The pasqueflower! This delicate purple beauty is abundant along the trails near my house, and while on my run tonight, I noticed several in full bloom. Apparently the snowstorm on Saturday did not deter them in the least. Good for them. I was so excited to see them that I yelled to Hubby, “Pasqueflower!” to which he replied, “What?” I yelled, “Wildflowers are blooming!” as he puffed his way up the trail and around the bend, not seeming to care in the least about the flowers. But the site of these few blooms put an extra spring in my step. The next few weeks will be a wildflower bonanza, with a dozen very showy wildflowers popping up along the trail, making my running experience that much more enjoyable. Mid-May is the best, when the hillsides turn gold from the thousands of balsamroot plants blooming. It’s spectacular!
For the past couple of weeks I’ve been on the lookout during my walk to work each morning, keeping a keen eye peeled for the first flower in bloom, wild or cultivated. So far my walks have been flower-free, unless you count the sidewalk chalk art that is popping up now that the sidewalks aren’t covered in snow and ice. Yesterday afternoon I noticed a dandelion with 2 flower buds on it in my front yard so I was certain that they would be the first flowers of the spring, but the pasqueflowers stole the show. In a way it was a stroke of luck that I even saw the pasqueflower–the trails have been so muddy lately that Hubby, The Stinker, and I have been running on the lower trails, but tonight we decided to run a higher one. The trails are finally beginning to dry out enough that we can run them without getting ourselves muddy or causing unnecessary erosion. And I welcome the new variety in our running routine.

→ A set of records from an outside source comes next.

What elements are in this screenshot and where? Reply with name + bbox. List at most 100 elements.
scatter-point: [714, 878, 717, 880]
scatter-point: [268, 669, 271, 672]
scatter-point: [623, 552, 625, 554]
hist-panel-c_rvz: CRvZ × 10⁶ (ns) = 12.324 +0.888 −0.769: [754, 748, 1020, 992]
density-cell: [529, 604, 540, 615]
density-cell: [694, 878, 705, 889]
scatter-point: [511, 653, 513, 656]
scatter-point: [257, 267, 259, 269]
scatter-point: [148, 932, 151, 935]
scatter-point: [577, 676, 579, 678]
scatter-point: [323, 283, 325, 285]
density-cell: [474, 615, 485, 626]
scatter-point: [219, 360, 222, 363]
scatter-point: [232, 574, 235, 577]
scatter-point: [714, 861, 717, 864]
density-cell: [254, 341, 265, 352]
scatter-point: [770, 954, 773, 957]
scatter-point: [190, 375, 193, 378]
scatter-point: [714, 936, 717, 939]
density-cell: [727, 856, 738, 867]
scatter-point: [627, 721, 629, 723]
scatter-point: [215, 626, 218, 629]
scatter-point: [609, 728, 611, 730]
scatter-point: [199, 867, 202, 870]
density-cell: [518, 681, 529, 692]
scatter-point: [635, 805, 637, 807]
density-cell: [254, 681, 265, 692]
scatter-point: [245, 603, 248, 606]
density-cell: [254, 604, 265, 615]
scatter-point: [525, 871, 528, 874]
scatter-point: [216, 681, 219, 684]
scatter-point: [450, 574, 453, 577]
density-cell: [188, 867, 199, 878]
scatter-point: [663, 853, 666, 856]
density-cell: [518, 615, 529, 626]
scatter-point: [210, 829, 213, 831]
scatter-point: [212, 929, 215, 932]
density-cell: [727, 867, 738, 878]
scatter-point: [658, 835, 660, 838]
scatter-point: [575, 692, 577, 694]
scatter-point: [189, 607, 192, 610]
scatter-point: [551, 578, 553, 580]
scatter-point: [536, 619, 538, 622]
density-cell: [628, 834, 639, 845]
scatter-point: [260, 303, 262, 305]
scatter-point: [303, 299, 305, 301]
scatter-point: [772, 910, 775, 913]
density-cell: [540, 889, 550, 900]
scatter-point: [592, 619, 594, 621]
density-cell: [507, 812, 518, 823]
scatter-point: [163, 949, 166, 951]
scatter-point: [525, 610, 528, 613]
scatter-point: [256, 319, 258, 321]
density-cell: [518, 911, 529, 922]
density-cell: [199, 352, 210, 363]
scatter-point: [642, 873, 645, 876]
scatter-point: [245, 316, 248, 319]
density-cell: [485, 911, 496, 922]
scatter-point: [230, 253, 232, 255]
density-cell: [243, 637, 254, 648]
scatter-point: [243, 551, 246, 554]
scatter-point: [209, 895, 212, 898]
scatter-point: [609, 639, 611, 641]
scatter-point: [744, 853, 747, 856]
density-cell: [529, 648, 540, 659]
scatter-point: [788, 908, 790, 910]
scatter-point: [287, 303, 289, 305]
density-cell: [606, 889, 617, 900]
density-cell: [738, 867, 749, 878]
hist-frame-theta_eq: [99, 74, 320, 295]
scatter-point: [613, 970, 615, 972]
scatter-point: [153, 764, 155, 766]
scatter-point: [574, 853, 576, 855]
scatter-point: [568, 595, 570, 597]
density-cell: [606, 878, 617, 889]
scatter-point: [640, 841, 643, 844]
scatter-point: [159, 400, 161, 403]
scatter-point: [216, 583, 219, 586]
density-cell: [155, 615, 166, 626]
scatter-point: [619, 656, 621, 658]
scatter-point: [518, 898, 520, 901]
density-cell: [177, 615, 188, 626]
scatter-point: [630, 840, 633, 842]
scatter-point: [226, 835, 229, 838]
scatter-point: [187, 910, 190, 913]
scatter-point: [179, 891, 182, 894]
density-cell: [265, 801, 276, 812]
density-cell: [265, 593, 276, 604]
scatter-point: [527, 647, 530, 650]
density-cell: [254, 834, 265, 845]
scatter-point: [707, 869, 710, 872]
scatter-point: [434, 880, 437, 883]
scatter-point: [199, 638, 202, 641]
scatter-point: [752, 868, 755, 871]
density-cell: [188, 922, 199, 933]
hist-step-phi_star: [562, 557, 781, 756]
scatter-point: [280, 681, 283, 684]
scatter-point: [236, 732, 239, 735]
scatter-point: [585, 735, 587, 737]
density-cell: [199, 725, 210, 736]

These flowers are adorable! This one almost seems to be waving, “look at me!” A little botany to nerdify your day: pasqueflowers are in the buttercup family, Ranunculaceae. Another common name for them is prairie crocus. The scientific name is Anemone patens. They are common in open woodlands in the Rocky Mountains, but are also found in the Great Plains and in the mideastern U.S. It also happens to be the state flower of South Dakota.